Karier terpidana kasus pembunuhan berencana Yosua Hutabarat (Brigadir J), Richard Eliezer (Bharada E), sebagai anggota Polri belum tamat. Sebab, hanya dikenakan demosi 1 tahun dalam sidang etik akibat perbuatannya tersebut.
Pengamat kepolisian Ali Asghar berpendapat, keputusan sidang etik Bharada E tersebut tidak menyalahi peraturan. Pangkalnya, vonis yang diterima eks ajudan Ferdy Sambo itu di bawah 2 tahun.
"Di peraturan itu kalau polisi dijatuhi hukum tidak lebih dari dua tahun, itu bisa kembali ke institusi. Jadi, secara aturan tidak ada masalah," ucapnya saat dihubungi Alinea.id, Kamis (23/2).

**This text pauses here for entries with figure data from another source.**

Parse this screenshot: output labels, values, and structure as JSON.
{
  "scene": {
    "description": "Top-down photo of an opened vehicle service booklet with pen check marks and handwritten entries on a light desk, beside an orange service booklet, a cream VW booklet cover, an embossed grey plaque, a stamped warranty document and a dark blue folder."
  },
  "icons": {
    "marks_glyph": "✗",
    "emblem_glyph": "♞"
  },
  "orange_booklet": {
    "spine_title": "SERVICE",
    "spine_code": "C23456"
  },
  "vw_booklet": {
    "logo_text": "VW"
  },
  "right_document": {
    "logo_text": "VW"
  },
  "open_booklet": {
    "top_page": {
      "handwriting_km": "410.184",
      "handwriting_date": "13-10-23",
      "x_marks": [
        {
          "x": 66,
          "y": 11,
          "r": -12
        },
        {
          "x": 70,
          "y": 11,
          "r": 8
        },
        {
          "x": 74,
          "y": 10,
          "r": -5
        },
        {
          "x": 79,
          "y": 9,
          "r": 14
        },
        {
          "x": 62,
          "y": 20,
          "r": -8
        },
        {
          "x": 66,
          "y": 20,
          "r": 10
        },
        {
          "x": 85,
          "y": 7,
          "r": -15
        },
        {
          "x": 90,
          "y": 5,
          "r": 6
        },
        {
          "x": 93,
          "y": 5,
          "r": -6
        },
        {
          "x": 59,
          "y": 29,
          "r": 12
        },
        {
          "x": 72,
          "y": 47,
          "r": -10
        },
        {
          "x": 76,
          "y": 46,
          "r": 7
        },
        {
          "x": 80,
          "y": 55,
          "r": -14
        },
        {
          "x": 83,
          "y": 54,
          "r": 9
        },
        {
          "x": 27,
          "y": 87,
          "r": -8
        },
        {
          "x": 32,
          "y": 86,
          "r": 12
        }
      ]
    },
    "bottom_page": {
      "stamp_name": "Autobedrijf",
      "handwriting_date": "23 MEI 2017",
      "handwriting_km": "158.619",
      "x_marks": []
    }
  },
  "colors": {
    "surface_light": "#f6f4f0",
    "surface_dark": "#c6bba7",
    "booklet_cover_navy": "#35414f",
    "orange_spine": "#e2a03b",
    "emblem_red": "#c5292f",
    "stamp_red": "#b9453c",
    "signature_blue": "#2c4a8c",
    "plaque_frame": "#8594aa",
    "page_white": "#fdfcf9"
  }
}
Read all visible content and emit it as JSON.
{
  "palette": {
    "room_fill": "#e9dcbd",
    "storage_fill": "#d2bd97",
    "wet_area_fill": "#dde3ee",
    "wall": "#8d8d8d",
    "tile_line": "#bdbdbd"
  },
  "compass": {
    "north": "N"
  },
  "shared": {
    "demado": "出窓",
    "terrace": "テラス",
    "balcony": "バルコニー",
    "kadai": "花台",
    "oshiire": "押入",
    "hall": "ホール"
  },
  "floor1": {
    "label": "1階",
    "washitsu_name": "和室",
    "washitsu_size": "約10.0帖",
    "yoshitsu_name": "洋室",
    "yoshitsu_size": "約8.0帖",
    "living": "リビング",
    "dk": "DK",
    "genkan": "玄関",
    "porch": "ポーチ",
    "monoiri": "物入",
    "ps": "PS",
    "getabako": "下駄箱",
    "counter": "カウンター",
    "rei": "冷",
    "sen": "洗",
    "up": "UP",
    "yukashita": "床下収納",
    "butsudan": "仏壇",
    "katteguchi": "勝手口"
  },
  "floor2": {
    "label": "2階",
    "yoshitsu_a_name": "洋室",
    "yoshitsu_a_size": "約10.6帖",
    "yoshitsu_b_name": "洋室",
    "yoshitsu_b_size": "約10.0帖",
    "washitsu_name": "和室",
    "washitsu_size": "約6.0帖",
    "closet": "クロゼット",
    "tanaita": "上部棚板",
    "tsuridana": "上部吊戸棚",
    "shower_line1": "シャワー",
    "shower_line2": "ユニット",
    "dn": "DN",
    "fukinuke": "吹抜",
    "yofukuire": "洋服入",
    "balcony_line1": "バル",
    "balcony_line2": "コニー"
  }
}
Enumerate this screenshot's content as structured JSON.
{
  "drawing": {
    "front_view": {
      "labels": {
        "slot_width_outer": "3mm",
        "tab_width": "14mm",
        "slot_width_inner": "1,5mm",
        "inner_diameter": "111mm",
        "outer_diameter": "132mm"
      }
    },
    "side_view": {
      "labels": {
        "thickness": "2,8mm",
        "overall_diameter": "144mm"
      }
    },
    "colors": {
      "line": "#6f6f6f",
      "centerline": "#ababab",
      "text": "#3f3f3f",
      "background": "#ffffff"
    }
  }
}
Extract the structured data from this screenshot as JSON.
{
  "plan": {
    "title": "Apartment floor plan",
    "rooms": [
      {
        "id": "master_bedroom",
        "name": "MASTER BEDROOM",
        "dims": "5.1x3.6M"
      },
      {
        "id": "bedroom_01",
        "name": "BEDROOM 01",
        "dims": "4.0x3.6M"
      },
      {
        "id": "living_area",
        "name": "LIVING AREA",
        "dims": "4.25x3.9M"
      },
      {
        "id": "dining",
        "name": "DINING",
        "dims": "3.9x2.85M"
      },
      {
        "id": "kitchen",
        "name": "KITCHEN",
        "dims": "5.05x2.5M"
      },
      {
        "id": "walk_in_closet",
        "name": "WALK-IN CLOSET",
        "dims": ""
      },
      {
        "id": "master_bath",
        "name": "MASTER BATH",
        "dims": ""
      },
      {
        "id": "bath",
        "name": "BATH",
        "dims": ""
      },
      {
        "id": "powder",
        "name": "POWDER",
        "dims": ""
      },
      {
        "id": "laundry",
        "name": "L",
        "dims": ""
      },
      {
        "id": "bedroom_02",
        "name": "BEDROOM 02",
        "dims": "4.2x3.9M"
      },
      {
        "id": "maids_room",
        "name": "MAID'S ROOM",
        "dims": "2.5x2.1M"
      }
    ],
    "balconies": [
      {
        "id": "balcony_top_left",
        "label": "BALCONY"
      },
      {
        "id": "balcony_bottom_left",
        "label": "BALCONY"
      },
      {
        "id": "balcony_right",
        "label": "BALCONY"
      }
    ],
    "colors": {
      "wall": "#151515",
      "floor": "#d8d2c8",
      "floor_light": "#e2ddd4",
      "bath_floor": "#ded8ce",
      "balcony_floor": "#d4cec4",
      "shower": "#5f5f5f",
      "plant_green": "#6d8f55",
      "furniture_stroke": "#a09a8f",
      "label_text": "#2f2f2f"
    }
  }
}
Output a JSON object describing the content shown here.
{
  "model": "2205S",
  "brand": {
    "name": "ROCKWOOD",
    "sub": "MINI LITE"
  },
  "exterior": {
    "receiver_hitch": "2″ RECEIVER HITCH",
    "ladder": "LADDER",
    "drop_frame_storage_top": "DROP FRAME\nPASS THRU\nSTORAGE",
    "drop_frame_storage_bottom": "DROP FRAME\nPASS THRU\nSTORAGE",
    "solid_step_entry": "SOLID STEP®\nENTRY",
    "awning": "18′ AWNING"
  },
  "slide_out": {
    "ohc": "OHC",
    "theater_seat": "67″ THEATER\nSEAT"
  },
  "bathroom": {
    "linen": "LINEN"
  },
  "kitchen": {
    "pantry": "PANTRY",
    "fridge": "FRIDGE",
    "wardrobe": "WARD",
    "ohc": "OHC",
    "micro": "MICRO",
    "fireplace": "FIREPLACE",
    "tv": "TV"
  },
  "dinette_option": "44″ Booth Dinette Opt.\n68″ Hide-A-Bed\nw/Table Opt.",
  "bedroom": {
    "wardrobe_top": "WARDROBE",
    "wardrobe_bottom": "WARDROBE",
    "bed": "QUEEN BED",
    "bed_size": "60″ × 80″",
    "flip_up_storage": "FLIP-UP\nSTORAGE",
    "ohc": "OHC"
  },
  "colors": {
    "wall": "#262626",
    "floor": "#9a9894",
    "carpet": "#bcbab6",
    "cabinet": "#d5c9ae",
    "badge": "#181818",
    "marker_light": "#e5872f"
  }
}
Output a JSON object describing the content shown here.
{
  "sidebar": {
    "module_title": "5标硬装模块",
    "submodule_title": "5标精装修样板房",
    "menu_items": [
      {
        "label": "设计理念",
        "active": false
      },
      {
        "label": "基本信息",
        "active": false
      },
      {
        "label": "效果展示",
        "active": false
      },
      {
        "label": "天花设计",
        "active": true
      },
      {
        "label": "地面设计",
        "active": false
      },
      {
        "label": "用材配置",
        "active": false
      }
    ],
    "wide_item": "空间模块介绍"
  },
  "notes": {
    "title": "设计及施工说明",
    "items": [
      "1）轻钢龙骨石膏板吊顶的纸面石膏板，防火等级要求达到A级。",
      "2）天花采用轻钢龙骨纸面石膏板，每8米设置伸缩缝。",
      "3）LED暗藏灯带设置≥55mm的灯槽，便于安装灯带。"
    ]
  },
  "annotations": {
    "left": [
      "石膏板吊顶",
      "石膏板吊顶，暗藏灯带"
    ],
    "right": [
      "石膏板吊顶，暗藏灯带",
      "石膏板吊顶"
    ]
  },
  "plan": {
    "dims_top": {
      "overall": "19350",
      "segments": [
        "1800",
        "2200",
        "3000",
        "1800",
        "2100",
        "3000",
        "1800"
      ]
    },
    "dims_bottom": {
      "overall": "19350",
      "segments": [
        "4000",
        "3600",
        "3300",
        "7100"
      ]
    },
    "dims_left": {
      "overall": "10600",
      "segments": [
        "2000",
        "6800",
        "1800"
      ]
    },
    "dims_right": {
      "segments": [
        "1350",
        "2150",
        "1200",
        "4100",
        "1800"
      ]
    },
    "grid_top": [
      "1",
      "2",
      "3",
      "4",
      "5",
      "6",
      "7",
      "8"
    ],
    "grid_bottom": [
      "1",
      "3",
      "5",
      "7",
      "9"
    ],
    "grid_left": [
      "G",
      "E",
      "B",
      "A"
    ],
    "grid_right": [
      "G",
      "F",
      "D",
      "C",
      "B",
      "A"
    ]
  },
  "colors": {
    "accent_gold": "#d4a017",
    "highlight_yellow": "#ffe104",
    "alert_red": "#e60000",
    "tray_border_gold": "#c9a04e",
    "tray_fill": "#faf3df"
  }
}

Meskipun demikian, menurut Ali, keputusan tidak memecat Bharada E sebagai anggota Polri kurang bijaksana. Pangkalnya, personel dari Korps Brimob itu merupakan eksekutor pembunuhan berencana Brigadir J.
"Kurang tepat, kurang bijaksana. Saya melihat seperti itu. Bagaimanapun Bharada E [adalah] eksekutor. Itu fakta yang tidak bisa dihindari walaupun sebagai justice collaborator (saksi pelaku yang bekerja sama)," tuturnya.
Putusan sidang etik Bharada E pun dikhawatirkan menjadi yurisprudensi dalam penanganan kasus serupa nantinya. "Ke depan pasti akan jadikan kasus ini sebagai benchmark (tolok ukur)," tutup akademisi Universitas Bhayangkara (Ubhara) Jakarta Raya ini.
Majelis hakim Pengadilan Negeri Jakarta Selatan (PN Jaksel) sebelumnya menjatuhkan vonis 1 tahun 6 bulan kepada Bharada E. Sebab, dinilai terbukti bersalah dalam pembunuhan berencana Brigadir J.
Beberapa waktu kemudian, Bharada E menjalani sidang etik Polri atas pembunuhan berencana Brigadir J. Putusannya, dikenakan demosi 1 tahun lantaran terbukti melanggar Pasal 13 jo Pasal 6 ayat (2) dan/atau Pasal 8 atau Pasal 10 ayat (1) Peraturan Polisi (Perpol) Nomor 7 Tahun 2022.
"Terduga pelanggar masih dapat bertahan di Mabes Polri," ucap Karo Penmas Humas Polri, Brigjen Ahmad Ramadhan, tentang vonis sidang etik Bharada E. "Sanksi bersifat etika. Perilaku pelanggar dinyatakan sebagai perbuatan tercela."